The peroneus longus is important in plantar flexion and eversion of the foot at the ankle. For this reason, it is tested during the physical exam to assess the range of motion and motor strength of the ankle. Weakened or absent motor strength can indicate muscle or nerve damage to the peroneus longus and/or peroneus brevis muscles—the two muscles of the lateral compartment of the lower limb.
The peroneus longus muscle can also be involved in tendinitis, subluxation, dislocation, and acute or chronic tendon tears. Most peroneal tendon injuries occur in young, active patients, commonly occurring secondary to sports such as football, soccer, and running. Injury to the peroneus longus tendon is a cause of lateral ankle pain and may lead to ankle instability. Tears are most commonly longitudinal due to subluxation over the fibula but can also be transverse. An isolated tear is more commonly found in the peroneus brevis muscle but can also occur in the peroneus longus. Non-operative treatment includes NSAIDs, ice, rest, immobilization, and physical therapy. Steroid injections can also be used in patient’s refractory to the treatments mentioned previously. Recent literature has shown a growing interest in PRP injections under ultrasound guidance; however, it is not commonly adopted in practice yet. If conservative treatment fails, operative treatment can include an open debridement and synovectomy and arthroscopic peroneal tendoscopy for tendinitis.

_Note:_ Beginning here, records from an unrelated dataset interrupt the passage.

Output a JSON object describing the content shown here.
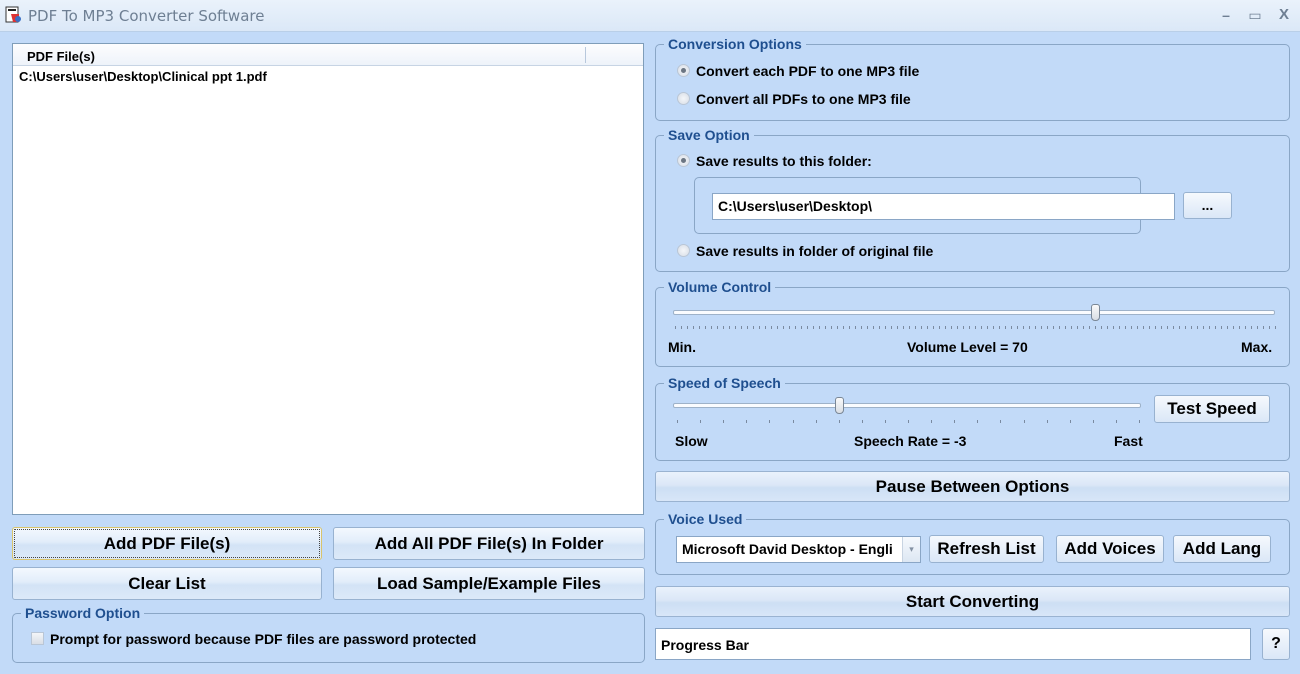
{
  "window": {
    "title": "PDF To MP3 Converter Software",
    "controls": {
      "minimize": "–",
      "maximize": "▭",
      "close": "X"
    }
  },
  "file_list": {
    "column_header": "PDF File(s)",
    "files": [
      "C:\\Users\\user\\Desktop\\Clinical ppt 1.pdf"
    ]
  },
  "buttons": {
    "add_pdf": "Add PDF File(s)",
    "add_all_in_folder": "Add All PDF File(s) In Folder",
    "clear_list": "Clear List",
    "load_sample": "Load Sample/Example Files",
    "browse": "...",
    "test_speed": "Test Speed",
    "pause_between_options": "Pause Between Options",
    "refresh_list": "Refresh List",
    "add_voices": "Add Voices",
    "add_lang": "Add Lang",
    "start_converting": "Start Converting",
    "help": "?"
  },
  "password_option": {
    "legend": "Password Option",
    "checkbox_label": "Prompt for password because PDF files are password protected",
    "checked": false
  },
  "conversion_options": {
    "legend": "Conversion Options",
    "options": [
      {
        "label": "Convert each PDF to one MP3 file",
        "selected": true
      },
      {
        "label": "Convert all PDFs to one MP3 file",
        "selected": false
      }
    ]
  },
  "save_option": {
    "legend": "Save Option",
    "options": [
      {
        "label": "Save results to this folder:",
        "selected": true
      },
      {
        "label": "Save results in folder of original file",
        "selected": false
      }
    ],
    "folder_path": "C:\\Users\\user\\Desktop\\"
  },
  "volume_control": {
    "legend": "Volume Control",
    "min_label": "Min.",
    "max_label": "Max.",
    "level_text": "Volume Level = 70",
    "value": 70,
    "min": 0,
    "max": 100
  },
  "speed_of_speech": {
    "legend": "Speed of Speech",
    "slow_label": "Slow",
    "fast_label": "Fast",
    "rate_text": "Speech Rate = -3",
    "value": -3,
    "min": -10,
    "max": 10
  },
  "voice_used": {
    "legend": "Voice Used",
    "selected_voice": "Microsoft David Desktop - Engli"
  },
  "progress": {
    "label": "Progress Bar"
  },
  "icons": {
    "app": "pdf-to-mp3-app-icon",
    "combo_arrow": "▾"
  }
}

For peroneal tendon tears, operative treatment includes an end to end repair, side-to-side anastomosis or Pulvertaft weave with chronic tears, as well as allograft reconstruction.

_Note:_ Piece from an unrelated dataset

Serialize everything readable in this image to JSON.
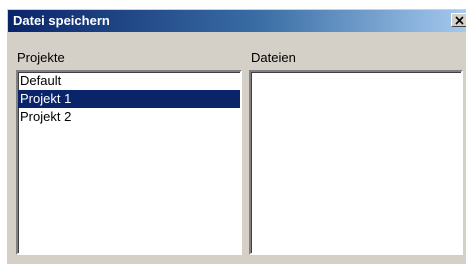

Lastly, the lateral compartment of the leg can be involved in compartment syndrome. Although the anterior compartment is the most common site for compartment syndrome, lateral compartment syndrome can occur acutely following blunt force injury or trauma, or as a chronic, exertional syndrome commonly seen in athletes. The muscle groups of the lower limb divide into compartments formed by strong, inflexible fascial membranes. Compartment syndrome occurs when increased pressure within one of these compartments’ compromises circulation and function to the tissues within that space. The lateral compartment contains muscles that primarily plantar flexes the foot at the ankle and evert the foot. These muscles are innervated and supplied by the superficial peroneal nerve and anterior tibial artery, respectively. Increased pressure in the lateral compartment can cause paresthesias, weakness of muscle action, and pain with passive stretch of the muscles. Compartment syndrome constitutes a medical emergency that requires fasciotomy of the involved compartment.